Когда Нейта вошла на террасу, царица сидела, облокотившись на стол. Перед ней стоял завтрак, но Хатасу, очевидно, и не прикасалась к нему. Маленькие, румяные хлебцы лежали нетронутыми в серебряной корзинке, а любимый ее хеттский кубок был до краев полон молока. Красивое и стройное тело фараона нежно обрисовывал утренний свет, но строгое лицо было хмурым и бледным. Тяжелые думы угнетали царицу. Она даже не заметила, как вошла Нейта. Только когда та опустилась на колени и поцеловала ее платье, она вздрогнула и обернулась.
— Это ты, Нейта! Какой у тебя нездоровый вид, бедное дитя мое! — сказала Хатасу, ласково проводя рукой по опущенной голове молодой женщины. — Полно, не плачь: твое горе терзает мое сердце. Я сочувствую тебе, но ничем не могу помочь. Пойми же, дорогая моя, что я — царица Египта, прирожденная охранительница законов. Этот бешеный безумец, опьяненный убийствами, не оставил мне ни малейшей возможности спасти его. Итак, преклонись перед неизбежным! Время, излечивающее все раны, заставит тебя позабыть этого недостойного человека, и жизнь вступит в свои права. Я знаю это по опыту. Я потеряла больше тебя, так как Наромат был герой, такой же благородный, как и красивый. Это был мужественный воин, павший при защите своей страны. Даже врачи удивлялись его подвигам. Боги иногда бывают жестоки, они никогда не дают смертным полного счастья. Они дали мне могущество, но отказали во всех других радостях. Даже тебя, мое бедное дитя, я не могу открыто признать. Когда же я хотела, по крайней мере, дать тебе счастье, я оказалась бессильной перед судьбой.

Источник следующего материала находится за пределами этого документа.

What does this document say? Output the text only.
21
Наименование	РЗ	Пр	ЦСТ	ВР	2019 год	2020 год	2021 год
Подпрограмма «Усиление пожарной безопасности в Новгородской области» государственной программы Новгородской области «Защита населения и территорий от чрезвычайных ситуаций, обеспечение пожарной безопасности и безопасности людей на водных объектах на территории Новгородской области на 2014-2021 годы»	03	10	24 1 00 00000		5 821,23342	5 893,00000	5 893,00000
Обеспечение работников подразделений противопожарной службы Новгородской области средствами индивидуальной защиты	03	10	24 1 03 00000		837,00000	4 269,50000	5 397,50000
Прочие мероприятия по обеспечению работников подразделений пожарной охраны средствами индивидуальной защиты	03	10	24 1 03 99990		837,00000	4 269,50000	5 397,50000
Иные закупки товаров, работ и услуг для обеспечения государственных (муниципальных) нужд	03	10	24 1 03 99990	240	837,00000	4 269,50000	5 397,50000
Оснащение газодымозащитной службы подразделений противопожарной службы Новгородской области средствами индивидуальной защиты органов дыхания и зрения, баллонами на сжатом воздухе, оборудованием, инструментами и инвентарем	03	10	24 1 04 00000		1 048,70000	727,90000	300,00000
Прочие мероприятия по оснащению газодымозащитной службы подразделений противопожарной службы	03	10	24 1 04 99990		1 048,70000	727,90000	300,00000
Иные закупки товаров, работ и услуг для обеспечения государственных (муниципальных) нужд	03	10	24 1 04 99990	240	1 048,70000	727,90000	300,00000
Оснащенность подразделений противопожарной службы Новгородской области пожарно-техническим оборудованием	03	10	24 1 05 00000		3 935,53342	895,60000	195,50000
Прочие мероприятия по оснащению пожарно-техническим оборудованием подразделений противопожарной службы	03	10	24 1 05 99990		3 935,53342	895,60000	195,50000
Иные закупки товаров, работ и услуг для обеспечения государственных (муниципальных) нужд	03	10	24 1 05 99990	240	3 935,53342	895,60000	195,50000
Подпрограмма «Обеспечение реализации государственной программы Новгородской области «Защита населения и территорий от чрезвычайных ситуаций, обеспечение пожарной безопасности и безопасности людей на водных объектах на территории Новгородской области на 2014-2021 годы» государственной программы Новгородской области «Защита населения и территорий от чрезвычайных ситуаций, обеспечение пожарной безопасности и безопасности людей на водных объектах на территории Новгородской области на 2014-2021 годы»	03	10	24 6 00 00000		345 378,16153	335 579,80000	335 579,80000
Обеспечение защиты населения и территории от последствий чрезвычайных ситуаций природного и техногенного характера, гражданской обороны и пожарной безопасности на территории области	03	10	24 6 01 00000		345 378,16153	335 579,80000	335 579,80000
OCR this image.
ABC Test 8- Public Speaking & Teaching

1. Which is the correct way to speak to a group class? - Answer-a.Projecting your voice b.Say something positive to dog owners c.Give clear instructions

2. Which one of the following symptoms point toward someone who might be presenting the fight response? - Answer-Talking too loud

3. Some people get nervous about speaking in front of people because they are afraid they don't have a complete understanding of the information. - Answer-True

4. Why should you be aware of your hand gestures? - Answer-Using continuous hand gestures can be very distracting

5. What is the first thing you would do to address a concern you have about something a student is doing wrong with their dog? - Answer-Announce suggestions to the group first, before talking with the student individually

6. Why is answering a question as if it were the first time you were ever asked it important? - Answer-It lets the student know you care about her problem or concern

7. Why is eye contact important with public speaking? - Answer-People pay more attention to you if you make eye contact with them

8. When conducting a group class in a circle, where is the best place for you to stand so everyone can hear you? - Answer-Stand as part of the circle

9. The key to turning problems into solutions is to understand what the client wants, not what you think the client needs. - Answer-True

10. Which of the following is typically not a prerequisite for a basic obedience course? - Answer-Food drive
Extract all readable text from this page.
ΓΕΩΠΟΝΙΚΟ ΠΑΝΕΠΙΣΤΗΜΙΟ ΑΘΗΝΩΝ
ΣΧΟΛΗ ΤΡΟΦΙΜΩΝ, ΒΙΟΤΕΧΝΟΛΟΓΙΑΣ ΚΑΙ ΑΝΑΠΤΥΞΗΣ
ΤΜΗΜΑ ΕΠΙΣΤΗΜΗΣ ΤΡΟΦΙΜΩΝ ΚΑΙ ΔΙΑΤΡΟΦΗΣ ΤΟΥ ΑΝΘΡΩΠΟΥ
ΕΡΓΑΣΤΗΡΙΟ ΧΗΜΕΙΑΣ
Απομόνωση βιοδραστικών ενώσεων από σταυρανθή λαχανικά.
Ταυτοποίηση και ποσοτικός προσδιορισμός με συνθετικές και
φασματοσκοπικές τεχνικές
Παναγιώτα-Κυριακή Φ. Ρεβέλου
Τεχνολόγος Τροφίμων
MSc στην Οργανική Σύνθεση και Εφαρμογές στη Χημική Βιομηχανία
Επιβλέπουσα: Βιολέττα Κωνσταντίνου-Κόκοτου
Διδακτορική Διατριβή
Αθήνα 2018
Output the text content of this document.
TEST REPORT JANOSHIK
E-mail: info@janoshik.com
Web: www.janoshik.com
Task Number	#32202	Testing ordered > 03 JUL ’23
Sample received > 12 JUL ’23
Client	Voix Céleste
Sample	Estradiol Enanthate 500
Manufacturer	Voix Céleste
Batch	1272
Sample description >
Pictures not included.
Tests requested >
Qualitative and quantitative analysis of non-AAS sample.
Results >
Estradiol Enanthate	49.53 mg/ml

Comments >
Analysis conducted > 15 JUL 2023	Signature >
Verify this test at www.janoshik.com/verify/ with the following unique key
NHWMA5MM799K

— Не считай меня неблагодарной, моя мать и благодетельница, — пробормотала Нейта, прижимая горячие губы к руке царицы. — Я ежеминутно благословляю тебя и ради тебя я хотела бы победить пожирающее меня адское чувство, но я не могу этого сделать. Не осуждай меня за это, так как я боролась и борюсь против силы, давящей на меня. Я не знаю, чары ли это, или любовь? Я не могу передать того, что происходит во мне, но только вдали от Хоремсеба я погибаю, как цветок без воды. Я схожу с ума при мысли, что должна навсегда потерять его.